Scientific classification
- Kingdom: Plantae
- Clade: Embryophytes
- Clade: Tracheophytes
- Clade: Angiosperms
- Clade: Eudicots
- Order: Caryophyllales
- Family: Polygonaceae
- Genus: Eriogonum
- Species: E. argillosum
- Binomial name: Eriogonum argillosum J.T.Howell

= Eriogonum argillosum =

- Genus: Eriogonum
- Species: argillosum
- Authority: J.T.Howell

Species of wild buckwheat

Eriogonum argillosum is a species of wild buckwheat known by the common names clay buckwheat, clay-loving buckwheat, and Coast Range wild buckwheat.
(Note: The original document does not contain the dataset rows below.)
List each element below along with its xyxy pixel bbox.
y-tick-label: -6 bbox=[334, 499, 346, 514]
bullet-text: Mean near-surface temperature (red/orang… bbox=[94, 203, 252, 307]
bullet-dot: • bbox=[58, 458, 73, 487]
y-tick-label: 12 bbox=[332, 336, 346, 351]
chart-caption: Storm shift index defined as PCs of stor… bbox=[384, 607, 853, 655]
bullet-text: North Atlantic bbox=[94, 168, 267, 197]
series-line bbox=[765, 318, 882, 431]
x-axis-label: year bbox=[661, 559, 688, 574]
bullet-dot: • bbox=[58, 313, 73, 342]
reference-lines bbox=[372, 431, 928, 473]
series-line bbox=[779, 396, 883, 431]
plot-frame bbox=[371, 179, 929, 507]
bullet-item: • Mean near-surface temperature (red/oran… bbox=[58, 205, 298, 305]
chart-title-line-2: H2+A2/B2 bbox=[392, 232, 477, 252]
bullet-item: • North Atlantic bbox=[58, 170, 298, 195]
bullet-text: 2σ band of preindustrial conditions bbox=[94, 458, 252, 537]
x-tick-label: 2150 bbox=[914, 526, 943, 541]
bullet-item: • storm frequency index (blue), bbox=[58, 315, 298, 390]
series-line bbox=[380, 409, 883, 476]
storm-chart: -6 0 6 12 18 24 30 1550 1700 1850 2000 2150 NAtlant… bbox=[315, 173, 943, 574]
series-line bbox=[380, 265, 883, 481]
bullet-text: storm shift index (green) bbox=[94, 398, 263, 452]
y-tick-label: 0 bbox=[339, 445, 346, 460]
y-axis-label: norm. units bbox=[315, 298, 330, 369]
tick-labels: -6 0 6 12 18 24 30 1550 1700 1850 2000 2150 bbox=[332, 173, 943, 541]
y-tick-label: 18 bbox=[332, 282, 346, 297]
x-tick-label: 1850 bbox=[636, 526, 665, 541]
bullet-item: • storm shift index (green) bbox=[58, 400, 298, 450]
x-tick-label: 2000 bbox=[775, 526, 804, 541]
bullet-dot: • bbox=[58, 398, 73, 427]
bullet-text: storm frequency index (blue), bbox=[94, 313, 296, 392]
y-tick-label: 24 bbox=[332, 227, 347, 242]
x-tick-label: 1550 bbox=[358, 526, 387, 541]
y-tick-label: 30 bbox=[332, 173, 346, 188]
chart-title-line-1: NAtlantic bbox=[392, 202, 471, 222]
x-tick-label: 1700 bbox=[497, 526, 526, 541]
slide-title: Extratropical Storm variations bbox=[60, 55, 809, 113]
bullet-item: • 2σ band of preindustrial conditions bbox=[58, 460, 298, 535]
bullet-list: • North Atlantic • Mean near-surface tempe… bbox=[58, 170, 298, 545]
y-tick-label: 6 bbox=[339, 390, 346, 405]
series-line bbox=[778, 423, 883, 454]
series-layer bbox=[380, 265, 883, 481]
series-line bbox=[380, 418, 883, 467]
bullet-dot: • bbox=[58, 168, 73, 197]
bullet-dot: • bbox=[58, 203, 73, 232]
It is endemic to California, where it is known only from San Benito and Monterey Counties. It grows on clay substrates, often of serpentine origin. This is an annual herb up to 30 to 60 centimeters tall with a basal patch of oval-shaped, woolly leaves and a naked stem. The top of the stem is occupied by the inflorescence, a cyme with several clusters of tiny white or pink flowers.

==Taxonomy==
Eriogonum argillosum was scientifically described in 1932 by John Thomas Howell and placed in the Eriogonum genus. The species is classified in the Polygonaceae and has no botanical synonyms.